Luego abrió ampliamente sus ojos y descubrió que estaba de vuelta en Londres, en un tren subterráneo. Lo supo inmediatamente, con solo echar una mirada alrededor. Había hecho cientos de viajes, tiempo atrás, en trenes así. Supo por la oscuridad del exterior que todavía no habían salido de Londres; pero lo más extraño era que, si se detenía a pensarlo, sabía exactamente hacia dónde se dirigía. Era el tren que viajaba rumbo al campo donde John había vivido cuando niño. Estaba seguro de que era así, sin darle más vueltas al asunto.

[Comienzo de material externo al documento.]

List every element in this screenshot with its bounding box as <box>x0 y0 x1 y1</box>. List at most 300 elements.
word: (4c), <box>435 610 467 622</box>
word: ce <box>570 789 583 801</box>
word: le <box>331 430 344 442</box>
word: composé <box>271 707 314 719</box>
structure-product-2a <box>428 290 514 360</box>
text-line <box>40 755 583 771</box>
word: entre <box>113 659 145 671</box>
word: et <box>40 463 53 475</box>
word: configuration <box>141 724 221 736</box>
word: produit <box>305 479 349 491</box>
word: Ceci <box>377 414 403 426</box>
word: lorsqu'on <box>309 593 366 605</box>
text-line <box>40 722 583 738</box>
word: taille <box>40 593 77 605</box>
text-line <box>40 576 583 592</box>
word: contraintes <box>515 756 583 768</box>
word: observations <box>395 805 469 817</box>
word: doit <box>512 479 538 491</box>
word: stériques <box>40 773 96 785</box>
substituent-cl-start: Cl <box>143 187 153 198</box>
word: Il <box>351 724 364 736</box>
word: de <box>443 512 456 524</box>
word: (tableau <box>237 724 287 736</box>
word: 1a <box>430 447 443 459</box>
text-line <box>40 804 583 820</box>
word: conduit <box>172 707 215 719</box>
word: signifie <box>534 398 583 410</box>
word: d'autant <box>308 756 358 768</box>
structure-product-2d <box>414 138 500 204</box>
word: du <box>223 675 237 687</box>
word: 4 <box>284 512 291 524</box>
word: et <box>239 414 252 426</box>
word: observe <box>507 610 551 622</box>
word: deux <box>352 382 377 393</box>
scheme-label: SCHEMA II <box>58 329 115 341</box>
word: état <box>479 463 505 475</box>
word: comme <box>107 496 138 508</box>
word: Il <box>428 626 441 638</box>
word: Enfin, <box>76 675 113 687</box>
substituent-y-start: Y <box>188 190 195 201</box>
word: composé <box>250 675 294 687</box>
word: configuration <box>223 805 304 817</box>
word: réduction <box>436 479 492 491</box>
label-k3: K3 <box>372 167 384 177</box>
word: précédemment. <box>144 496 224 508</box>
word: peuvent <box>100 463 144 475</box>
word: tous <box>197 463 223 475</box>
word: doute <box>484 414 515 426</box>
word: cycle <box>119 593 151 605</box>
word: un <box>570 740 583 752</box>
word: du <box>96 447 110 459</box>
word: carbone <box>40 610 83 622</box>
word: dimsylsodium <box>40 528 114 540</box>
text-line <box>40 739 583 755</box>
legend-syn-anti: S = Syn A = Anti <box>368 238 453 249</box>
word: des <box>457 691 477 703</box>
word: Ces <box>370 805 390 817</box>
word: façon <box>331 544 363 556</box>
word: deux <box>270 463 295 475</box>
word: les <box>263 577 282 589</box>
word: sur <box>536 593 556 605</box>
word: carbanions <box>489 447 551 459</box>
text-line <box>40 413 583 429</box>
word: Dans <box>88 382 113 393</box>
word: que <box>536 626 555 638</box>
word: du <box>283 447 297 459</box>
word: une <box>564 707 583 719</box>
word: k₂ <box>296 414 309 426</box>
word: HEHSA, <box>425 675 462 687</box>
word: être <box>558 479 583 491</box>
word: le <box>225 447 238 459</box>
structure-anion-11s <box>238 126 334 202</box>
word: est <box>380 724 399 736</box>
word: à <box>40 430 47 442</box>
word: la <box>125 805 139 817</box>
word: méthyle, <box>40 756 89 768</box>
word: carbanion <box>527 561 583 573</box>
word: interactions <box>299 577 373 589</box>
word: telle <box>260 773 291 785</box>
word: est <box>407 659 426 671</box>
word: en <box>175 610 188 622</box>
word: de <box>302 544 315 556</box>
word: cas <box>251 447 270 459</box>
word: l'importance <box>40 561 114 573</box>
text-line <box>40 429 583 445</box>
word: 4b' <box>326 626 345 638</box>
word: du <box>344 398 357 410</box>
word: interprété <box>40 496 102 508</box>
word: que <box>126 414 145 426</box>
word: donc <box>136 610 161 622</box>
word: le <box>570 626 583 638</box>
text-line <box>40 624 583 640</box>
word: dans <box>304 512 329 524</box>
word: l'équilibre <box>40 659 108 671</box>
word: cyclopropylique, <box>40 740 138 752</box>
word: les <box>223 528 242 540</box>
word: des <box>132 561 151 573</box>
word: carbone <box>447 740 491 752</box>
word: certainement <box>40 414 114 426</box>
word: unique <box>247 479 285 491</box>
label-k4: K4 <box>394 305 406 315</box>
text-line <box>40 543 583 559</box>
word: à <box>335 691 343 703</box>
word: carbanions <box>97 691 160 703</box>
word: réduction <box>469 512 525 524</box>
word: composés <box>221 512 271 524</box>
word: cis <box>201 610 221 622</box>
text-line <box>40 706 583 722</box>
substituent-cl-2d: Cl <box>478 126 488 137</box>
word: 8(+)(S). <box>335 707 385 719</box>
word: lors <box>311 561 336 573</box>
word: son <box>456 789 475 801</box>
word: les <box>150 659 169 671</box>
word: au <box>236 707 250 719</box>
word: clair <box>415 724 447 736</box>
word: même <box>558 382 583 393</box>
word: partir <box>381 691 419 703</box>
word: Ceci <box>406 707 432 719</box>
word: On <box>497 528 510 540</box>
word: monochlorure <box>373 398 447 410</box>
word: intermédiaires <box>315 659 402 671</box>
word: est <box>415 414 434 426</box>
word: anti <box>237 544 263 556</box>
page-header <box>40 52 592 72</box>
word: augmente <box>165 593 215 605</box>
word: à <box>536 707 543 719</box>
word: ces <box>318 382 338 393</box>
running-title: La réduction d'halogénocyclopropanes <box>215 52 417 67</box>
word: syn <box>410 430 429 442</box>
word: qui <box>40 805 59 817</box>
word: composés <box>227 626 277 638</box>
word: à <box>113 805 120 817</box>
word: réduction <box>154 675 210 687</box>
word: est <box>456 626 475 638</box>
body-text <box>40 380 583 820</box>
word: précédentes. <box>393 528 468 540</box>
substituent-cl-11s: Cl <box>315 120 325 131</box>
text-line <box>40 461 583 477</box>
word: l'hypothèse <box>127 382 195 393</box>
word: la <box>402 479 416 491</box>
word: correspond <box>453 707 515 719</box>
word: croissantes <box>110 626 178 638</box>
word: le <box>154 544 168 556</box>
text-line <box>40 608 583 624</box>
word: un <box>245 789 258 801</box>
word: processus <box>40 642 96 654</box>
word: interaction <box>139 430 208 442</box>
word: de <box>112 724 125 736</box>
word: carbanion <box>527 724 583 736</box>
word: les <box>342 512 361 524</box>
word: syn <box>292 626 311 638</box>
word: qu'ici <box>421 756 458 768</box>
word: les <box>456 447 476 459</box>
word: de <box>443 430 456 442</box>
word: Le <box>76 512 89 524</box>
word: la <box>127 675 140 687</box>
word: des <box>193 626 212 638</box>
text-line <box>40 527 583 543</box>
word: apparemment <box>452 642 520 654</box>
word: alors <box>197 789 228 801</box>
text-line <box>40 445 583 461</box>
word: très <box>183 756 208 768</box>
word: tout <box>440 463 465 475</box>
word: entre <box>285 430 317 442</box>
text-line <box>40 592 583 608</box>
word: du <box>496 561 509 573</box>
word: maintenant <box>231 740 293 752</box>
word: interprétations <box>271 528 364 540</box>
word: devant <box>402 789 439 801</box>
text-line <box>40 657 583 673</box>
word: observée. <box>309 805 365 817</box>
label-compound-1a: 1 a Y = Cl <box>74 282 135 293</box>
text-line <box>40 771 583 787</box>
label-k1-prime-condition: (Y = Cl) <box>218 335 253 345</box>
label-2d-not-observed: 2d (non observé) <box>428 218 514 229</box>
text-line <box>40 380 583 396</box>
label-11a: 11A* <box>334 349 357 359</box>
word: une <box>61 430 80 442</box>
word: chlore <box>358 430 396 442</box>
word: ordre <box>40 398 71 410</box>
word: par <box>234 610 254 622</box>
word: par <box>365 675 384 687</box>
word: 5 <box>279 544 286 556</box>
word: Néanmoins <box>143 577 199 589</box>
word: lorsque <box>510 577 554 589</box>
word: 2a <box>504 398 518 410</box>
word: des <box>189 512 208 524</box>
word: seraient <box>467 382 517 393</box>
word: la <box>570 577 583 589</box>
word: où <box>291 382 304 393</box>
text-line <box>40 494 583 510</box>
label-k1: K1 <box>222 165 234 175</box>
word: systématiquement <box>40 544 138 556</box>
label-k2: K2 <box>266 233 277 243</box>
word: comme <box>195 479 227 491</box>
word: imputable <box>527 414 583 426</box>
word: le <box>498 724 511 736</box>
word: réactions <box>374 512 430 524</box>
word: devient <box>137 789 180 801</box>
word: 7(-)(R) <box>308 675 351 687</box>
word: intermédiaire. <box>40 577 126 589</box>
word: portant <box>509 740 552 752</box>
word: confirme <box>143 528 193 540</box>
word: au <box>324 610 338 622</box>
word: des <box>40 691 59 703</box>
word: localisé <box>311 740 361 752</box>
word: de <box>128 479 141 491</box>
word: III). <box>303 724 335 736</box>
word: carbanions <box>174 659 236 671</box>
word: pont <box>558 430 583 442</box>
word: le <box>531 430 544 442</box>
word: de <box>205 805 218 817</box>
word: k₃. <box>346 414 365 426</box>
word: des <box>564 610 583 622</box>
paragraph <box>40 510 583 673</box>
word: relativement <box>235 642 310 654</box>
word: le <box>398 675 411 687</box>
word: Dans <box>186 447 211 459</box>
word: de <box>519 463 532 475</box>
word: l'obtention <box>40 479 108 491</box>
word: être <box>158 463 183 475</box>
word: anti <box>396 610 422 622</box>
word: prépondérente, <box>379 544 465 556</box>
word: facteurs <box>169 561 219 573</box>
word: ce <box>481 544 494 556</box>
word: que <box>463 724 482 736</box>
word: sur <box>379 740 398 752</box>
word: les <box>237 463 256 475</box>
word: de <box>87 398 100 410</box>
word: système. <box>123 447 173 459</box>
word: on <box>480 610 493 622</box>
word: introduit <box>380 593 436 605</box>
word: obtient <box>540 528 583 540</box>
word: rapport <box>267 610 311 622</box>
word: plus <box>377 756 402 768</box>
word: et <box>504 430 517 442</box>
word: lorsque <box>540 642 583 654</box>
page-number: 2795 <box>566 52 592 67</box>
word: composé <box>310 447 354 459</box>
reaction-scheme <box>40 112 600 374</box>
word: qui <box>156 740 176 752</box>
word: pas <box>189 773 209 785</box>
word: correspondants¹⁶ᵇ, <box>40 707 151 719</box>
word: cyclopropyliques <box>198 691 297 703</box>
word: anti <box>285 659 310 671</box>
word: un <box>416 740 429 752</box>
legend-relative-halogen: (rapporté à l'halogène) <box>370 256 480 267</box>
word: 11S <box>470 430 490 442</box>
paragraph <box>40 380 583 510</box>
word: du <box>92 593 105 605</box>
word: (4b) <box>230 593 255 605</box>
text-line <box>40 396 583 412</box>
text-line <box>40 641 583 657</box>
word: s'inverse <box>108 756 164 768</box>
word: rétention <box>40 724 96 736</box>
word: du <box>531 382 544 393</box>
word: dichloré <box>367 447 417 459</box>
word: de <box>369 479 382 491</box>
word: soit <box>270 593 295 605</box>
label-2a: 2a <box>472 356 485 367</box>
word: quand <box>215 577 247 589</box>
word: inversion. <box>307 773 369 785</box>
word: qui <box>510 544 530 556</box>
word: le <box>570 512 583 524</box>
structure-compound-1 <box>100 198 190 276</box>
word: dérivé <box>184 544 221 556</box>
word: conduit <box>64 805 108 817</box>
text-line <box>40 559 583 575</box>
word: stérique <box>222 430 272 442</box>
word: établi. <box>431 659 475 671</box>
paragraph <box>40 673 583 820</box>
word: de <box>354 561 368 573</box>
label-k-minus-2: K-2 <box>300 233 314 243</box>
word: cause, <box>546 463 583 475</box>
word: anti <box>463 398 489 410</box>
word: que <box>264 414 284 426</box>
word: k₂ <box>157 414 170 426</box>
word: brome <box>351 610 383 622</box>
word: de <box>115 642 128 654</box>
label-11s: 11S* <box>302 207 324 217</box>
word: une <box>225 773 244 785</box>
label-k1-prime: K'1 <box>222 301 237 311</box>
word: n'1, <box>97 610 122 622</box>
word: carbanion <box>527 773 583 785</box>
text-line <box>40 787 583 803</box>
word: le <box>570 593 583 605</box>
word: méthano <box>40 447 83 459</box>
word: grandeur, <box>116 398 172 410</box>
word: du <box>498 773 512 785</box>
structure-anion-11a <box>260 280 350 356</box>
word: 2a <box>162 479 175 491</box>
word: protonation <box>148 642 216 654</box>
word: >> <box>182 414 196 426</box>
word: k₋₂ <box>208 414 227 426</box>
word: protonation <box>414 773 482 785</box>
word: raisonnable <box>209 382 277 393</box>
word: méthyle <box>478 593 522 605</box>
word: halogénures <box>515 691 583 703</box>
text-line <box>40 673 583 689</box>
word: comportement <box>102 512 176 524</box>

Cuando se detuvo a pensar cómo había llegado ahí, recordó la guerra como algo muy lejano. Supuso que habría estado inconsciente por un largo tiempo. Pero ahora se sentía bien.
Había otras personas sentadas en el mismo asiento, a su lado. Todos parecían viejos conocidos, de otra época. En medio de la oscuridad, podía ver claramente el reflejo de sus rostros en el vidrio, al otro lado del vagón. Pero aunque estudiara esos rostros, no lograba recordarlos con precisión.
A su izquierda iba sentada una mujer. Era bastante joven. De algún modo, le parecía que era alguien a quien particularmente debía de recordar. La miró atentamente, procurando aclarar su mente.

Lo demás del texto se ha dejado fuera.